Perhaps more insidious than post-stroke fatigue has been the feeling that nothing’s happening. In Doctor Zhivago, Boris Pasternak writes that nobody makes history; the movement of history is invisible, in the same way you can’t see the grass growing. In our personal history, nothing may have happened, but the grass has definitely grown here in the last year. Everyone has had a lot of personal stuff to come to terms with, whether or not they were completely aware of it at the time. I think of 2021 as a year of hard ‘inner’ work for us two, dealing with grief and a series of anxieties.  There was also a lot of what people call ‘life laundry.’ Many people had a much worse time than us. None of our anxieties were in themselves serious. There were no major health scares,  just a chronic inability to schedule anything or get any sense out of any public body.  ‘Because of Covid’ settled down as a catch-all excuse for poor or non-existent service, didn’t it?  Terry channelled his inner Victor Meldrew when dealing with haplessness from DVLA,  and showed heroic tenacity pursuing a grant application which was alternately on/off  month by month; it took many months to get the old heating system replaced; there seemed nothing but barriers to our attempts to travel to visit family; and it’s only with distance I can see just how much of a drain this living in a constant state of uncertainty was.  

So I think what I’m trying to say to those who are living with brain injury is, don’t beat yourself up if your mojo disappeared down the back of the sofa. The same goes for  the rest of us. Let’s see the situation for what it is, and not get so hung up on the things that didn’t happen, or happened all wrong, that we forget how to face the front.

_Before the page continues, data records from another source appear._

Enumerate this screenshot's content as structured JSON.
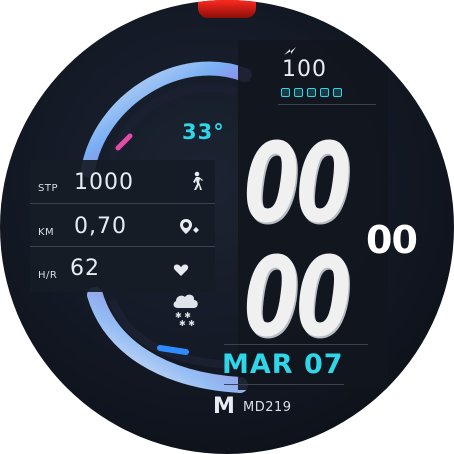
{
  "battery": {
    "value": "100",
    "icon": "lightning-icon"
  },
  "weather": {
    "temperature": "33°",
    "icon": "snow-cloud-icon"
  },
  "stats": [
    {
      "label": "STP",
      "value": "1000",
      "icon": "walking-icon"
    },
    {
      "label": "KM",
      "value": "0,70",
      "icon": "location-pin-icon"
    },
    {
      "label": "H/R",
      "value": "62",
      "icon": "heart-icon"
    }
  ],
  "time": {
    "hours": "00",
    "minutes": "00",
    "seconds": "00"
  },
  "date": "MAR 07",
  "brand": {
    "logo": "M",
    "model": "MD219"
  },
  "colors": {
    "accent": "#2fd6e8",
    "heart_bar": "#e24ca8",
    "blue_bar": "#2f8cff",
    "crown": "#d0201a"
  }
}
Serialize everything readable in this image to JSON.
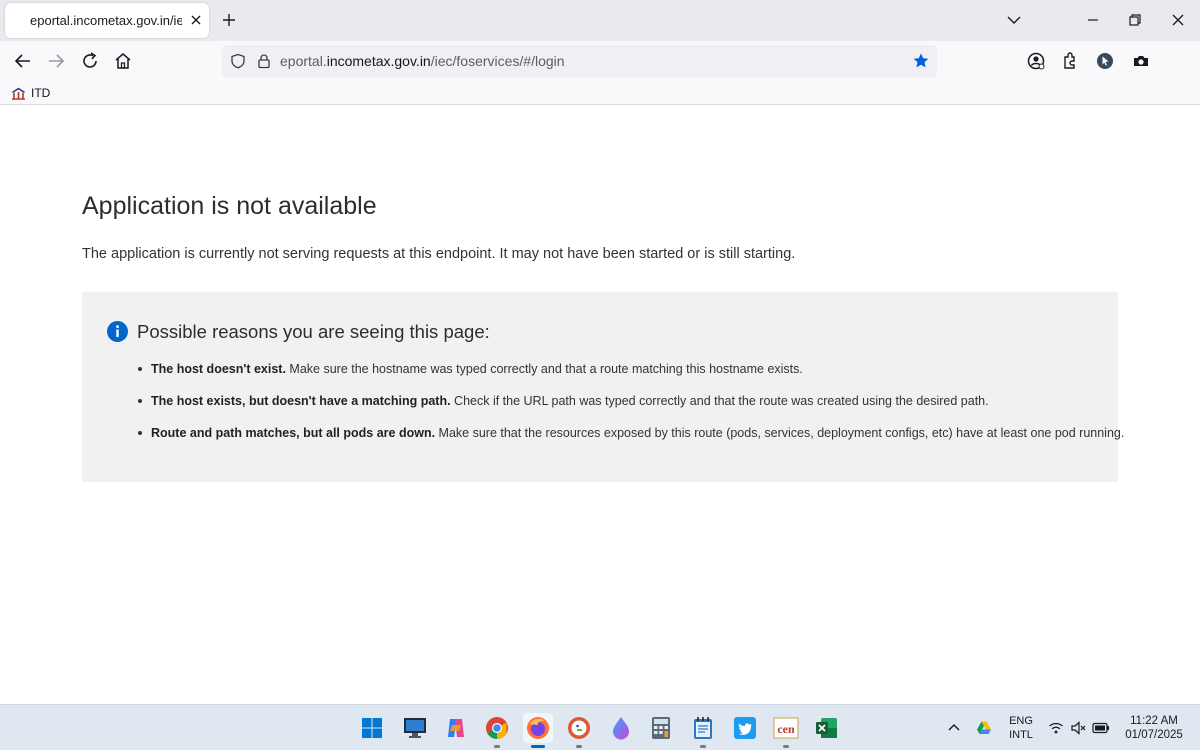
{
  "browser": {
    "tab": {
      "title": "eportal.incometax.gov.in/iec/foservices/#/login"
    },
    "url": {
      "prefix": "eportal.",
      "domain": "incometax.gov.in",
      "path": "/iec/foservices/#/login"
    },
    "bookmarks": [
      {
        "label": "ITD"
      }
    ]
  },
  "page": {
    "title": "Application is not available",
    "description": "The application is currently not serving requests at this endpoint. It may not have been started or is still starting.",
    "reasons_title": "Possible reasons you are seeing this page:",
    "reasons": [
      {
        "bold": "The host doesn't exist.",
        "text": " Make sure the hostname was typed correctly and that a route matching this hostname exists."
      },
      {
        "bold": "The host exists, but doesn't have a matching path.",
        "text": " Check if the URL path was typed correctly and that the route was created using the desired path."
      },
      {
        "bold": "Route and path matches, but all pods are down.",
        "text": " Make sure that the resources exposed by this route (pods, services, deployment configs, etc) have at least one pod running."
      }
    ]
  },
  "taskbar": {
    "apps": [
      "start-icon",
      "desktop-icon",
      "copilot-icon",
      "chrome-icon",
      "firefox-icon",
      "duckduckgo-icon",
      "drop-icon",
      "calculator-icon",
      "notepad-icon",
      "twitter-icon",
      "cen-app-icon",
      "excel-icon"
    ],
    "language": {
      "line1": "ENG",
      "line2": "INTL"
    },
    "time": "11:22 AM",
    "date": "01/07/2025"
  },
  "colors": {
    "accent": "#0060df",
    "info": "#0066cc",
    "star": "#0060df"
  }
}
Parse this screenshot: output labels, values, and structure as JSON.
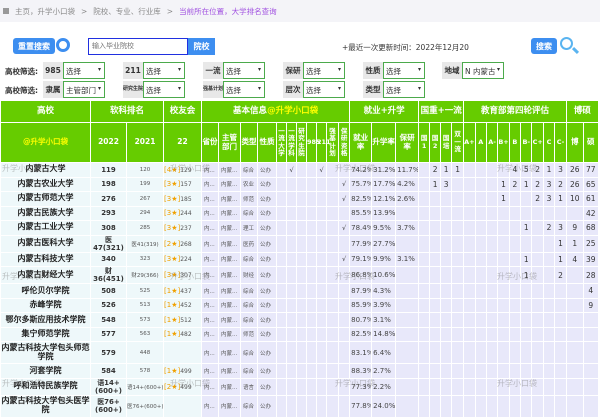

When at last my choir resumed rehearsals in the autumn, my voice had shrivelled up. After being a choral singer all my life, it hurt to sing, besides being painful to listen to! I thought that was it: I’d just got too old. It took a while for the penny to drop that the problem was a physical one, and sure enough the chiropractor diagnosed tension in the jaw. It had just crept up on me. Which makes you wonder: how many people, emerging from a long period of restrictions and difficulties, are carrying tension in one part of the body or another?  We all need to do ourselves the favour of noticing. After treatment, help from my YouTube singing gurus, and practice, the voice has come back; and it’s come back stronger because I’m taking better care. I came perilously close to giving up singing altogether; but it’s been back to  Bach motets in the Abbey again, no less.  The moral is, treat yourself to a little self-care.

In the gallery below are some photos which, in hindsight, represent our modest achievements over the last few months. An achievement is something that only exists in the past. Until you get there, it’s possibly an aim, a dream, but mostly an effort. Stuff you’ve got to shift. 

First, though, there’s one thing that has to be acknowledged. Grozny, Aleppo, Afghanistan, now Ukraine. If Terry and I in our comfortable home have found living with uncertainty so unexpectedly draining, how must it feel to be at the mercy of distant, cruel and capricious powers, to fear for your life and be truly uncertain what the next moment with bring? There’s something every one of us can do to help, and it’s good to see that most people have quickly worked out what that small thing is, and are doing it.